Anyway, that day at the end of 1999. We were working on a very big deal with a Spanish company. It involved the sale of some 300 wind turbines, a deal worth about 150 million Euros. My commission on this deal would have been over a million. Of course, for all sorts of reasons about which Kevin and I could write an interesting book, the deal never went through.

However, that day, we had made considerable progress around the conference table at the offices of the Spanish company in Madrid. The Dutch managing director had flown in that morning, along with the technical director, and we'd been looking at spreadsheets all morning, discussing percentages and the like. But, lunch time had arrived and in Spain (unlike in Holland), that is a signal to stop and engage in a tradition just as important to any business deal as the spreadsheets: socializing while having lunch together. Getting to know each other. Delightful.

We were seven people and the Spanish party had just paid the bill for the elaborate and very satisfying lunch (to start with, we had some of the best Spanish cured ham I ever had, and probably another two main dishes, of course followed by desert and coffee and everything exquisite to the bones).

When walking outside, all suited up like kings, we were chattering away waiting for the cars to be driven up in front of us, suddenly, a beggar approached us. And this is when it happened.

The man, obviously a homeless person for his poor attire and hygiene, asked one of the Dutch people for money (in Spanish, which they didn't understand of course). Within a second, I had grabbed into my right pocket and fished out a 100 peseta coin, which I pushed into the man's hand, turning around him so that his only option would be to walk on. Besides, very few people give a whole 100 pesetas and he was probably happy with his catch. He also knew it was time to shuffle along. Nevertheless, I felt horrible.

Who wants a good party among business people who are DOING A DEAL see spoiled by reality? A few noses were raised, the car arrived and back we went to the conference table and the spreadsheets.

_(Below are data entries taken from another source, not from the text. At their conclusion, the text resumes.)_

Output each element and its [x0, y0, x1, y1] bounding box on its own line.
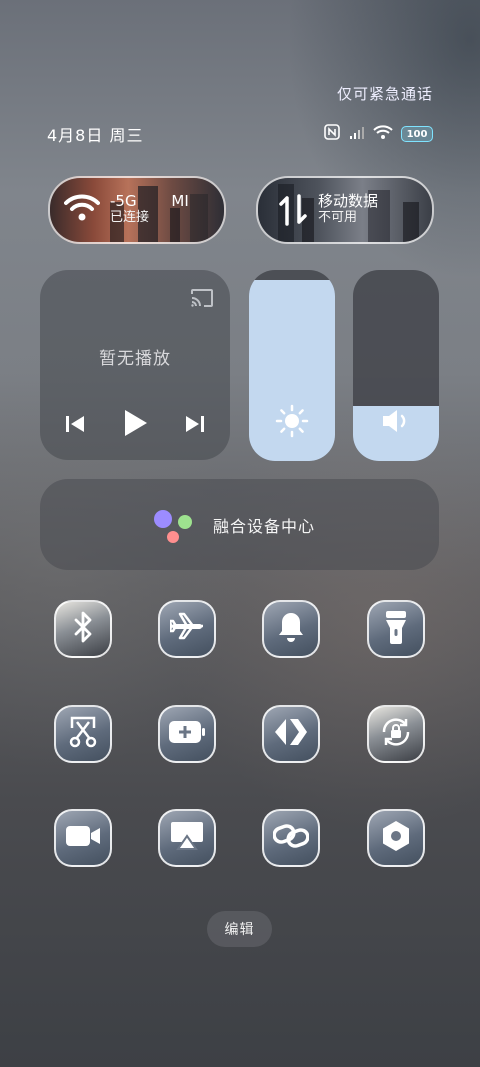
nfc-icon [323, 123, 341, 145]
flashlight-icon [385, 610, 407, 648]
mobile-data-tile[interactable]: 移动数据 不可用 [256, 176, 434, 244]
screen-record-toggle[interactable] [54, 809, 112, 867]
status-bar-icons: 100 [323, 123, 433, 145]
link-toggle[interactable] [262, 809, 320, 867]
fusion-device-center[interactable]: 融合设备中心 [40, 479, 439, 570]
wifi-status: 已连接 [110, 210, 150, 225]
bluetooth-icon [72, 611, 94, 647]
volume-slider[interactable] [353, 270, 439, 461]
wifi-icon [64, 193, 100, 227]
wifi-tile[interactable]: -5G MI 已连接 [48, 176, 226, 244]
wifi-status-icon [373, 124, 393, 144]
link-icon [272, 823, 310, 853]
airplane-mode-toggle[interactable] [158, 600, 216, 658]
battery-saver-toggle[interactable] [158, 705, 216, 763]
rotation-lock-icon [379, 715, 413, 753]
media-player-card[interactable]: 暂无播放 [40, 270, 230, 460]
brightness-icon [249, 403, 335, 439]
battery-indicator: 100 [401, 126, 433, 142]
date-label: 4月8日 周三 [47, 126, 144, 145]
settings-toggle[interactable] [367, 809, 425, 867]
play-icon[interactable] [123, 408, 149, 442]
screencast-toggle[interactable] [158, 809, 216, 867]
bluetooth-toggle[interactable] [54, 600, 112, 658]
screenshot-icon [68, 716, 98, 752]
next-track-icon[interactable] [185, 414, 205, 438]
screenshot-toggle[interactable] [54, 705, 112, 763]
fusion-device-icon [152, 509, 194, 549]
airplane-icon [168, 612, 204, 646]
mobile-data-label: 移动数据 [318, 192, 379, 210]
emergency-call-text: 仅可紧急通话 [336, 85, 433, 103]
brightness-slider[interactable] [249, 270, 335, 461]
screen-record-icon [65, 824, 101, 852]
volume-icon [353, 407, 439, 435]
wifi-network-name-suffix: MI [171, 192, 189, 210]
bell-icon [277, 611, 305, 647]
fusion-device-label: 融合设备中心 [213, 517, 316, 536]
dataflow-icon [274, 717, 308, 751]
battery-saver-icon [168, 720, 206, 748]
ringer-toggle[interactable] [262, 600, 320, 658]
mobile-data-icon [278, 192, 308, 232]
signal-icon [349, 125, 365, 144]
media-title: 暂无播放 [99, 349, 171, 369]
mobile-data-status: 不可用 [318, 210, 358, 225]
cast-icon[interactable] [190, 288, 214, 312]
flashlight-toggle[interactable] [367, 600, 425, 658]
wifi-network-name: -5G [110, 192, 137, 210]
previous-track-icon[interactable] [65, 414, 85, 438]
dataflow-toggle[interactable] [262, 705, 320, 763]
edit-button[interactable]: 编辑 [207, 911, 272, 947]
screencast-icon [170, 821, 204, 855]
rotation-lock-toggle[interactable] [367, 705, 425, 763]
settings-icon [380, 820, 412, 856]
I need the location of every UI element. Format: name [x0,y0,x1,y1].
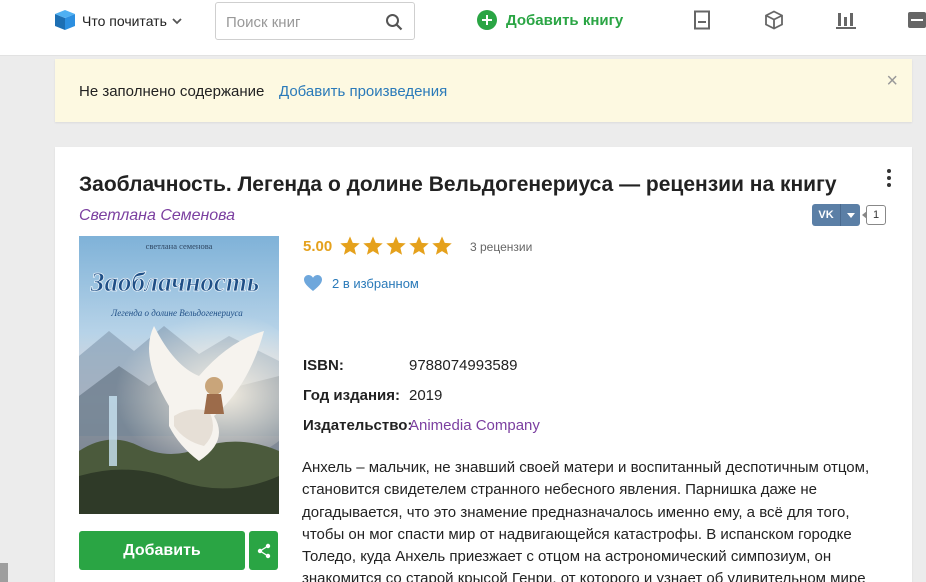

I have often felt that being involved in this top-level of business, discussing millions as if they are slices of bread, creates a very false personal reality for its participants. I have experienced this myself on more than one occasion. The perceived power which comes with 'the deal' is tremendously attractive, and to be among like-minded people can alter one's identity into thinking that the world turns around your little group. Most other people around you become irrelevant, workers who are lucky to be at the executive end of your brilliance. And if the world outside only knew what important things we were discussing around the conference table... I often felt that I was doing the most important thing I could be doing at that moment, driven by the euphoria of the deal in the powerful company of suits, ties and business class flights.

But all you need to break that thin piece of glass on which your false perceptions rest is a homeless person asking for money. I have often wondered why I gave him money, where I hardly ever do (I do give to buskers and other musicians, because I want them to keep playing). And maybe my colleagues at the time thought I was very kind to the man, and I scored some points with them. But deep in my heart I am ashamed to acknowledge that I gave the man the money to get rid of him. I didn't want to come down from the high we were all in, and face the harsh reality of the growing gap between rich and poor. And what was 100 pesetas compared to the commission I was about to score? Zilch!

That gap by the way is only ever recognized by the poor, never by the rich. Have you ever heard a wealthy person say: "Oh yes, in my country there is a tremendous gap between rich and poor?" I don't think so.

I left the wind business a year later, after having done a much smaller deal (my goal was one sales contract, to see it through to the end) and making a respectable commission for which I have been in court fighting some of the very same people who were at that luncheon, to actually get it paid, for nearly two years now. Business for business, it's boring.

Never again. I'll stick to filmmaking.

Post Script - ironically, the Dutch company went bust on the back of the smaller deal, and I received just enough commission to buy a second-hand car. I have never shed a tear over that.